Verbalisation – défendre son travail artistique

Cette intéressante réflexion sur la verbalisation en fin de cours de recherche a été élaborée dans un document remis aux élèves, lors d’un stage de l’agrégation ERG/ESA ST LUC, par Dalia Duminuco, étudiante.(2015)

 

– Défendre son travail artistique –

En tant qu’artistes, vous serez régulièrement confrontés à la fameuse question : « Quelle est votre démarche artistique ? « . Cet exercice de verbalisation peut sembler difficile car il demande un esprit critique et objectif, tout le contraire de l’acte artistique qui, quant à lui, se veut souvent être subjectif, instinctif et pratiquement indescriptible.

 

Parler de son travail, de la démarche entreprise dans son travail, est cependant un parfait exercice de synthèse et de questionnement de soi : comprendre ce que l’on fait, pourquoi on le fait, comment, et le décrire. Cela reviendrait en quelque sorte à faire un travail de réflexion triangulaire, s’articulant autour de :

–        l’intention (phase de recherche, croquis, …) ;

–        l’action (phase d’atelier, d’expérimentation, …) ;

–        et le résultat (la somme des phases de recherche et de travail).

 

Défendre son travail, ce n’est pas seulement parler du résultat/de ce qui se trouve sous les yeux de la personne qui le regarde, mais bien de parvenir en plus à mettre des mots sur tout ce qui a permis d’arriver à ce résultat, son cheminement de pensée et de questionnement personnel tout au long du processus de création. C’est justement ce processus qui rend une œuvre singulière.

 

// LE RESULTAT //

Décrire formellement ce que l’on a sous les yeux (le résultat) serait un premier moyen permettant de mettre des mots sur son travail : partir de l’objectif pour aller vers le subjectif. Tout en procédant par mots-clés, relevez tout ce qui compose et construit votre travail (ex : forme, couleur, matière, …).
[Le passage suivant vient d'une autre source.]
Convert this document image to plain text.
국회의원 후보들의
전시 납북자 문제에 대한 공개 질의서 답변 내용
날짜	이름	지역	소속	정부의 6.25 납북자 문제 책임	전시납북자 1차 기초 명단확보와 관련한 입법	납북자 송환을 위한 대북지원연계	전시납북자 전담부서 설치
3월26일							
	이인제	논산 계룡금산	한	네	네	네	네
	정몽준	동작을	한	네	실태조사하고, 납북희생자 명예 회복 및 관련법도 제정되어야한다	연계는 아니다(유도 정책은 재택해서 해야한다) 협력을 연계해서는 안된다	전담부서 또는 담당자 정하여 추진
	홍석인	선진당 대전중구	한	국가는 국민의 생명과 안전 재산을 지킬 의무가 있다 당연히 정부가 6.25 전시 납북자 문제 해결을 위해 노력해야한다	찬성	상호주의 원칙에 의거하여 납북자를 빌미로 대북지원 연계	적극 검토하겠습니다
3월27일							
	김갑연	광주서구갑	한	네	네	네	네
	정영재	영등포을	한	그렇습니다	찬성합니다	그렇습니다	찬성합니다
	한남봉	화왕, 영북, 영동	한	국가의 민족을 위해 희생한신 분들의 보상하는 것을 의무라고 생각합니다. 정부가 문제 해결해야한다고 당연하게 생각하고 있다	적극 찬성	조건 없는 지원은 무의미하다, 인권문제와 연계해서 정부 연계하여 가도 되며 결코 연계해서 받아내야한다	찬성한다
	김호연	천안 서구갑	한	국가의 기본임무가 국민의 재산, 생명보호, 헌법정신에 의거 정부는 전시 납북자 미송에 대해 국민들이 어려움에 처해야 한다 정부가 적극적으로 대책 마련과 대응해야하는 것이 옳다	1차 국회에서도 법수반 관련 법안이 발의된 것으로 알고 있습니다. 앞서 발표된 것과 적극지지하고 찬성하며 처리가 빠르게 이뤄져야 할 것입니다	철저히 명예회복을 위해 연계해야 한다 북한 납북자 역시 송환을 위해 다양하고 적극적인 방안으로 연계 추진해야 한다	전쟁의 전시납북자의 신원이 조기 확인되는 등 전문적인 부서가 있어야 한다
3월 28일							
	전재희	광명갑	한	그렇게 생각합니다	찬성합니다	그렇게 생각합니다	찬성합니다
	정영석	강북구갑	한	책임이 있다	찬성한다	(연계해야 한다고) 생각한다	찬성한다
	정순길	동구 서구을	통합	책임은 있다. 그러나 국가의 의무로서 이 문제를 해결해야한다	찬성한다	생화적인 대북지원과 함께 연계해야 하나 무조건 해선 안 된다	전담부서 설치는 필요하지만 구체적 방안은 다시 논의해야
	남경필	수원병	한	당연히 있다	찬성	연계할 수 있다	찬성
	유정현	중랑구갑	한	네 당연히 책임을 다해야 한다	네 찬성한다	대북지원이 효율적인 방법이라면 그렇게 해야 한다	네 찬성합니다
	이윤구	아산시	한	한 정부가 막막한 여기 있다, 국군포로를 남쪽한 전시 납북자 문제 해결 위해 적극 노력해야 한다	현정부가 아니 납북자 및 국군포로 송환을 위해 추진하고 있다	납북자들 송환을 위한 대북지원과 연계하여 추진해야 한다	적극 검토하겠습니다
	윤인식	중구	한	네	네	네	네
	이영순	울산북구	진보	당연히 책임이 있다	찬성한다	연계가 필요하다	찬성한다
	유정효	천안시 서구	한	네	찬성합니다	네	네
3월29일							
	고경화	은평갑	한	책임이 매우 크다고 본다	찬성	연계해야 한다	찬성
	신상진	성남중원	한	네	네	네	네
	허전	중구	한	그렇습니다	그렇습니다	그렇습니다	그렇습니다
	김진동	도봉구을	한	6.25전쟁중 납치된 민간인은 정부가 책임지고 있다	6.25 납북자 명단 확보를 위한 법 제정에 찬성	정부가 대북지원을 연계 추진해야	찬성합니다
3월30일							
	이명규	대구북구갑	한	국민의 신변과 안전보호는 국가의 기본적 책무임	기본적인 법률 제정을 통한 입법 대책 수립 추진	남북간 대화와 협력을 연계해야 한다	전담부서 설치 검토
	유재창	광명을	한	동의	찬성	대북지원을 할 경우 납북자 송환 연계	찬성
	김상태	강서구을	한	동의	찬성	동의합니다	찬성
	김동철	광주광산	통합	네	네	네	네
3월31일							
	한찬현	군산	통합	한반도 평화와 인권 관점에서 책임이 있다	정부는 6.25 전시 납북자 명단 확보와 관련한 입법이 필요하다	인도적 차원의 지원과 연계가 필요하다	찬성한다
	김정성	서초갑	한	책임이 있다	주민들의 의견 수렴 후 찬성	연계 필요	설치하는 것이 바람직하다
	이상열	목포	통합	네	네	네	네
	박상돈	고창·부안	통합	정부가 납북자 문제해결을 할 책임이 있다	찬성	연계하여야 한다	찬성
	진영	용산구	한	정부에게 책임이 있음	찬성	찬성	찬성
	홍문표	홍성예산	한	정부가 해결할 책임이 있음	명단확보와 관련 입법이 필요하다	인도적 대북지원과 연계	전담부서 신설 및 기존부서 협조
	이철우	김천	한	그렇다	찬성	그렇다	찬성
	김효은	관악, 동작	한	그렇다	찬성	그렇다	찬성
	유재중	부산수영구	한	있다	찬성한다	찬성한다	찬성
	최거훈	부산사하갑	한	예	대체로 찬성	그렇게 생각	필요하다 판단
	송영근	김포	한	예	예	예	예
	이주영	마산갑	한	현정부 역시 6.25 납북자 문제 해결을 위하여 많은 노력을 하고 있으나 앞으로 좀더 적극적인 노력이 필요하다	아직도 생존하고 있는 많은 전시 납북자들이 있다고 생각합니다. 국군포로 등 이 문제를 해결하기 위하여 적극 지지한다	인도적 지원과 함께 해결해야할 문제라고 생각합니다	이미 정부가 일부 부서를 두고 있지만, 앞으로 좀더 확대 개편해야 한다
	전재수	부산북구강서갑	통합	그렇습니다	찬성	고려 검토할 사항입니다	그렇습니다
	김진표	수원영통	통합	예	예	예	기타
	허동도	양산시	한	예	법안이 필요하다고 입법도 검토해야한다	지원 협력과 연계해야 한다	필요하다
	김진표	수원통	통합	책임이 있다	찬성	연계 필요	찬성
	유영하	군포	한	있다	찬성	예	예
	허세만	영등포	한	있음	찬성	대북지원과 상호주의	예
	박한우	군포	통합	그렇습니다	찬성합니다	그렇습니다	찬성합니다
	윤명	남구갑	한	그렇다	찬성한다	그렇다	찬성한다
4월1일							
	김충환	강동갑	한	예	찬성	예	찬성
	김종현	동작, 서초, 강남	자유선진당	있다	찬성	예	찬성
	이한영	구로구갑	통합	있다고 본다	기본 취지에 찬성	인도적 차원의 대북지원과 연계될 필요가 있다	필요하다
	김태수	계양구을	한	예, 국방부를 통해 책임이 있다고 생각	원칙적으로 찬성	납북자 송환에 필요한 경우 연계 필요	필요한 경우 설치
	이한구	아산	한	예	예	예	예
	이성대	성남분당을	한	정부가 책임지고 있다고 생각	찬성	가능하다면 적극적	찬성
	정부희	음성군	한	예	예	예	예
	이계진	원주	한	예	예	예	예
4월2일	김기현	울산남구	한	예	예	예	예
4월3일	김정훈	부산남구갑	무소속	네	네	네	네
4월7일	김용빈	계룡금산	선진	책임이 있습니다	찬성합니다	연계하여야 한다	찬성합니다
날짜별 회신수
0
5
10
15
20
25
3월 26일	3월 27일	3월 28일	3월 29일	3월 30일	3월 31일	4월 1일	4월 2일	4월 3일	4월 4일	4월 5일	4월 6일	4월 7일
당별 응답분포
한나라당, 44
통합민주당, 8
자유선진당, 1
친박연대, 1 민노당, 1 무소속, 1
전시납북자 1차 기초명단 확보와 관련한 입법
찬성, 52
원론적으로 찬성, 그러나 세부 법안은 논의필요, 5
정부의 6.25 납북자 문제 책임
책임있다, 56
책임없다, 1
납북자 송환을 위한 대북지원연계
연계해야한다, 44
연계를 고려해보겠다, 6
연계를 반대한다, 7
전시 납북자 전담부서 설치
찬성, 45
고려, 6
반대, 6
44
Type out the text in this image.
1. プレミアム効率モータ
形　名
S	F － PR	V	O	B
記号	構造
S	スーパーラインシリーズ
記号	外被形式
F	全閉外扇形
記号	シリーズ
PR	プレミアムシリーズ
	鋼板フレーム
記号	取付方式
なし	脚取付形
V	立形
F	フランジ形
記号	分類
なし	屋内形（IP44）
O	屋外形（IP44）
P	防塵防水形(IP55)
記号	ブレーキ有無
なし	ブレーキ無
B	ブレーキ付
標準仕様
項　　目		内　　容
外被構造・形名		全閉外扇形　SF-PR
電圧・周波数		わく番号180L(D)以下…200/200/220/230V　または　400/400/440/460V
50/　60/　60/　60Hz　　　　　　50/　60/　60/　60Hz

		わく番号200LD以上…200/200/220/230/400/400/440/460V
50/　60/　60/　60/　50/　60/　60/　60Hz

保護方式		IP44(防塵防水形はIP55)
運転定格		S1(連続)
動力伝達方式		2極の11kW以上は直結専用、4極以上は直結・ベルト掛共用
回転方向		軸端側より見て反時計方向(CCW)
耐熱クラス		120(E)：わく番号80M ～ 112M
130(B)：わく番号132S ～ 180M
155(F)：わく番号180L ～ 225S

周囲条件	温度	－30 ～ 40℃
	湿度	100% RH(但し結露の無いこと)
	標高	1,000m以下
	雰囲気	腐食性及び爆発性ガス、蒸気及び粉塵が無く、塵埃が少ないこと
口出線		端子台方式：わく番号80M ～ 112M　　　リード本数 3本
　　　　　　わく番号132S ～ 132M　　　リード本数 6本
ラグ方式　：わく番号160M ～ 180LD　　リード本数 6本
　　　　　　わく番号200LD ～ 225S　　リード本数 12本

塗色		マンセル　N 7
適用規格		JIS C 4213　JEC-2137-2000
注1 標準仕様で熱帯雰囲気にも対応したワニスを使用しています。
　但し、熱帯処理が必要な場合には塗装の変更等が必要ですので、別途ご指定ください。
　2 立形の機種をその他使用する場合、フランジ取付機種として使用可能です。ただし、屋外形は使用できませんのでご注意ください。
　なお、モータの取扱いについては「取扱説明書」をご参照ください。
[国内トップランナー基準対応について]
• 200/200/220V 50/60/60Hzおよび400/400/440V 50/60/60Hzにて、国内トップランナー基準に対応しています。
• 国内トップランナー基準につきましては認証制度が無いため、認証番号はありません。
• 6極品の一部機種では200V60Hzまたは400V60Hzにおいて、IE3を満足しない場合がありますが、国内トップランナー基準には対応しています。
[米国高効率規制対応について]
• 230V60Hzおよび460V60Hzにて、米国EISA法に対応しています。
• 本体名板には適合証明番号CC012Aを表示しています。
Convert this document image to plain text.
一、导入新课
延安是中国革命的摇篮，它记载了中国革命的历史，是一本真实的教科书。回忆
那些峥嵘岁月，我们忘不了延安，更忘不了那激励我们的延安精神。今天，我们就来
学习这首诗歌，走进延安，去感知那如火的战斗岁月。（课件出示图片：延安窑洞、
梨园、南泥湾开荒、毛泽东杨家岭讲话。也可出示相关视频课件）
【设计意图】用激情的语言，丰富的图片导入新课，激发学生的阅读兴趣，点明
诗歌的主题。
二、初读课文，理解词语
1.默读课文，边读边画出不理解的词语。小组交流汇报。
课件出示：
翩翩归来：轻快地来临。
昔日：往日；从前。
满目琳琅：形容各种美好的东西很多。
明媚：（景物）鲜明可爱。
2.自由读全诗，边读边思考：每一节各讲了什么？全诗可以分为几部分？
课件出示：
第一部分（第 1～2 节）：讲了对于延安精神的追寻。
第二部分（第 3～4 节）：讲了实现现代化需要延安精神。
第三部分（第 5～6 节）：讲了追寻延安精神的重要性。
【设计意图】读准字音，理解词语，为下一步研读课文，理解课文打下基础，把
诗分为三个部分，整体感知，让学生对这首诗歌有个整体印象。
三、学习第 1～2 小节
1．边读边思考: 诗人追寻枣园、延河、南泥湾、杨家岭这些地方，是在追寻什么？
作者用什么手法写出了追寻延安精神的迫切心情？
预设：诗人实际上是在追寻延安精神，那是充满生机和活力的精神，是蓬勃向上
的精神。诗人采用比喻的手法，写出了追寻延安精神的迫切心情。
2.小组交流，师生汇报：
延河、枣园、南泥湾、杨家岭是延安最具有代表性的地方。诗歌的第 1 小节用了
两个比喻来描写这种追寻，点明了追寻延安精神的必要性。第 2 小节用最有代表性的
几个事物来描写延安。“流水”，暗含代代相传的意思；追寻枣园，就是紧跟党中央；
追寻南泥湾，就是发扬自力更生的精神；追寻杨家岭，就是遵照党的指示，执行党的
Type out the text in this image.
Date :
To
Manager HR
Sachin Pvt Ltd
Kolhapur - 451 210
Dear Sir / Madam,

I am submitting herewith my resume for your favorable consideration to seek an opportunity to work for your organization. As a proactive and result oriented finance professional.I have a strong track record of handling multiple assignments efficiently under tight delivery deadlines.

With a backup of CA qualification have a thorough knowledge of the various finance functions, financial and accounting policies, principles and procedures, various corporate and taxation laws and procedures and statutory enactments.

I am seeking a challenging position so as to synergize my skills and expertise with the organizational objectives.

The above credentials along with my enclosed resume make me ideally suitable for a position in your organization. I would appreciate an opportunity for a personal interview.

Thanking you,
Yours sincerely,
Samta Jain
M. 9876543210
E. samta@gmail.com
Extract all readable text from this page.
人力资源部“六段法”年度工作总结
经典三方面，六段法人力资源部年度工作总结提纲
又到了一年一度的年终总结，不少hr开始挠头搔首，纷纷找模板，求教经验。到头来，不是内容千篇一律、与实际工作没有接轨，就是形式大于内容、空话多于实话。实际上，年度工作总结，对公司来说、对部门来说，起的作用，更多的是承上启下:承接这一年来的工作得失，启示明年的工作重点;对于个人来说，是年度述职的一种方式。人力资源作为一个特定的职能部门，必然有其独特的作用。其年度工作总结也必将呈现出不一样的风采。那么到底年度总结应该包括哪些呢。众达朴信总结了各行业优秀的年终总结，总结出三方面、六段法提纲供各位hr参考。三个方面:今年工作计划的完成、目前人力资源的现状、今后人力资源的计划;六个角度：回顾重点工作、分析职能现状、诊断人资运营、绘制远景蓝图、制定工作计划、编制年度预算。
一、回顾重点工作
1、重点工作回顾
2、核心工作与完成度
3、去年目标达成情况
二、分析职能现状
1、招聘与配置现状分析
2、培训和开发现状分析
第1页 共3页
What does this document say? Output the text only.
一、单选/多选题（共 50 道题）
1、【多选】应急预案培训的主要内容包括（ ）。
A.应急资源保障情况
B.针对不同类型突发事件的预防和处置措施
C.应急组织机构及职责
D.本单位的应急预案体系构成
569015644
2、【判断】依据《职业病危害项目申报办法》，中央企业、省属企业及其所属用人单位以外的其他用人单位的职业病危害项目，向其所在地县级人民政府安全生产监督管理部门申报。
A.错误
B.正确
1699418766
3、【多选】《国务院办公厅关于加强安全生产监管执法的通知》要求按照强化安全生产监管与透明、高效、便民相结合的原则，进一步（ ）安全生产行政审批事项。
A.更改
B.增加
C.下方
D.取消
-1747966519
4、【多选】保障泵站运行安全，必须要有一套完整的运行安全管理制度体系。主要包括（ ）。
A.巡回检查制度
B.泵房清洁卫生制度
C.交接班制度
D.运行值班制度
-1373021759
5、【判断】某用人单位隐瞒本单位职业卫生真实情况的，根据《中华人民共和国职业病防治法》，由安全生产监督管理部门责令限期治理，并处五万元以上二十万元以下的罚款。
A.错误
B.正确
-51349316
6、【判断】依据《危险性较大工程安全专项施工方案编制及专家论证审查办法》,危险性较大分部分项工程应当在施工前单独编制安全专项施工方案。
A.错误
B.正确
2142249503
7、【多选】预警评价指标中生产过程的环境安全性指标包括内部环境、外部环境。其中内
Cela vous permettra par la suite de tenter d’analyser, de verbaliser et d’expliquer ces choix entrepris dans votre travail.

 

// L’INTENTION – (Quoi ? Pourquoi ? Comment ?) – //

Tout travail artistique part d’une intention, pouvant se définir par des désirs ou des choix particuliers. La phase de recherche en carnet par exemple vous aura permis de définir vos intentions, et de penser aux moyens que vous devrez mettre en œuvre pour la réalisation : c’est un travail de réflexion. Lorsque que l’on parle de nos intentions quant à un travail, cela revient à en expliquer :

–        ce que l’on a voulu réaliser ;

–        pourquoi ? dans quel but ?

–        comment on pense le réaliser ?

 

// L’ACTION – (Comment ? Par quels moyens ? Pourquoi ?) – //

Afin de concrétiser une intention et de mener à bien un projet, il faut se mettre en action ; c’est la phase d’atelier, où entrent en compte les moyens plastiques et techniques que vous avez défini et choisi d’exploiter. En d’autres mots, vous déclenchez et mettez en action l’intention afin de donner forme à celle-ci.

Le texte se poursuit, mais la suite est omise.